No. 14 of 33: The Times They Are A-Changin' (1964)
Why only No. 14? Because this is the start of the really great stuff, and there's a lot of competition from the higher-ranked albums. Also, while it offers several classic tracks, the album happens to contain some of my not-so-favorite early Dylan tunes.
The title track is chilling in its ability to see the future events of the '60s. I'm a teacher, and I use this song in class to go along with slides of images of the '50s and '60s to show how times truly did change. I also note that many of the changes took place after the song came out. (Although the album was released in early '64, most of the songs were recorded by October '63, before the JFK assassination.)
"The Lonesome Death of Hattie Carroll" is a favorite.
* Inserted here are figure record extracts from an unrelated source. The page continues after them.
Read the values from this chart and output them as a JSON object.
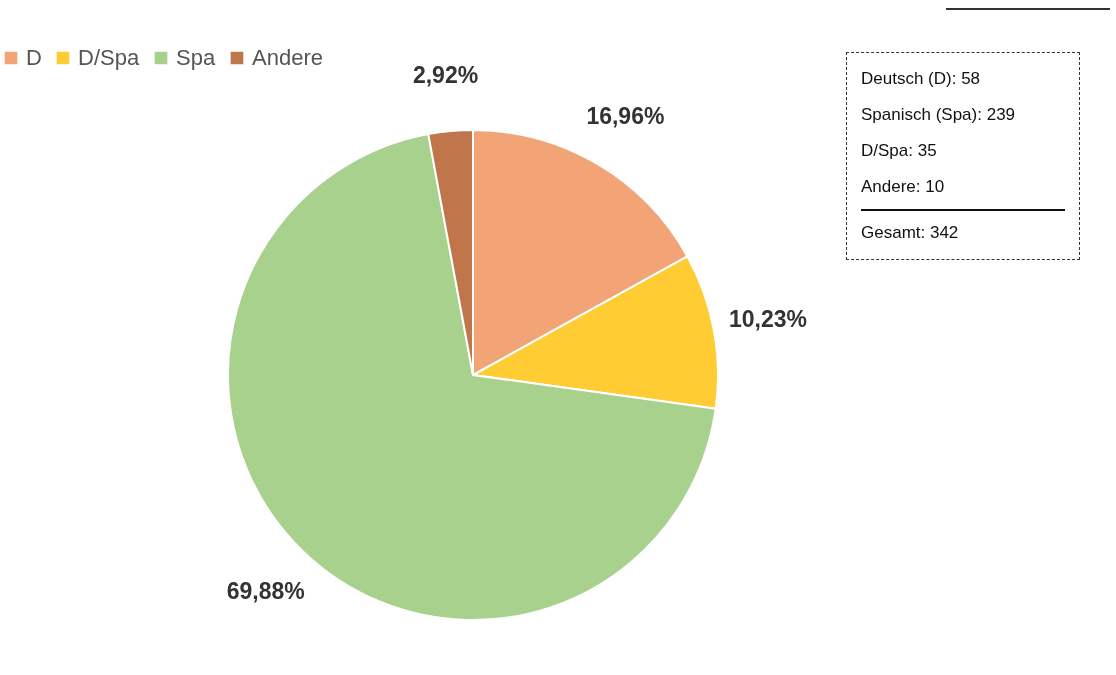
{
  "chart_data": {
    "type": "pie",
    "categories": [
      "D",
      "D/Spa",
      "Spa",
      "Andere"
    ],
    "values": [
      16.96,
      10.23,
      69.88,
      2.92
    ],
    "colors": [
      "#f2a477",
      "#ffcc33",
      "#a9d18e",
      "#c0764a"
    ],
    "value_labels": [
      "16,96%",
      "10,23%",
      "69,88%",
      "2,92%"
    ],
    "legend": "top",
    "annotations": [
      "Deutsch (D): 58",
      "Spanisch (Spa): 239",
      "D/Spa: 35",
      "Andere: 10",
      "Gesamt: 342"
    ]
  }
}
It tells the true story of a middle-aged black waitress/barmaid and mother killed by a white man. "Only a Pawn In Their Game," another great one, is about Medgar Evers. I also love "When The Ship Comes In" and "Boots of Spanish Leather," which has a strong melody.
I'm not so crazy about "With God On Our Side," a cynical, history-based song with fine lyrics that grows tedious quickly. "North Country Blues" is so-so. Critics seem to love "One Too Many Mornings," which I find boring. "Restless Farewell" is merely OK.
This was Dylan's third album and his first with all original songs. It's amazing what this guy could write and sing about at age 22. He was so advanced, surpassing all the folkies in his ability to convey a message with a powerful tune. There were some real serious messages here and several thought-provoking songs. Much of it still mesmerizes.
Journalist Bill Spurge of New York City has been a Bob Dylan fan since 1974.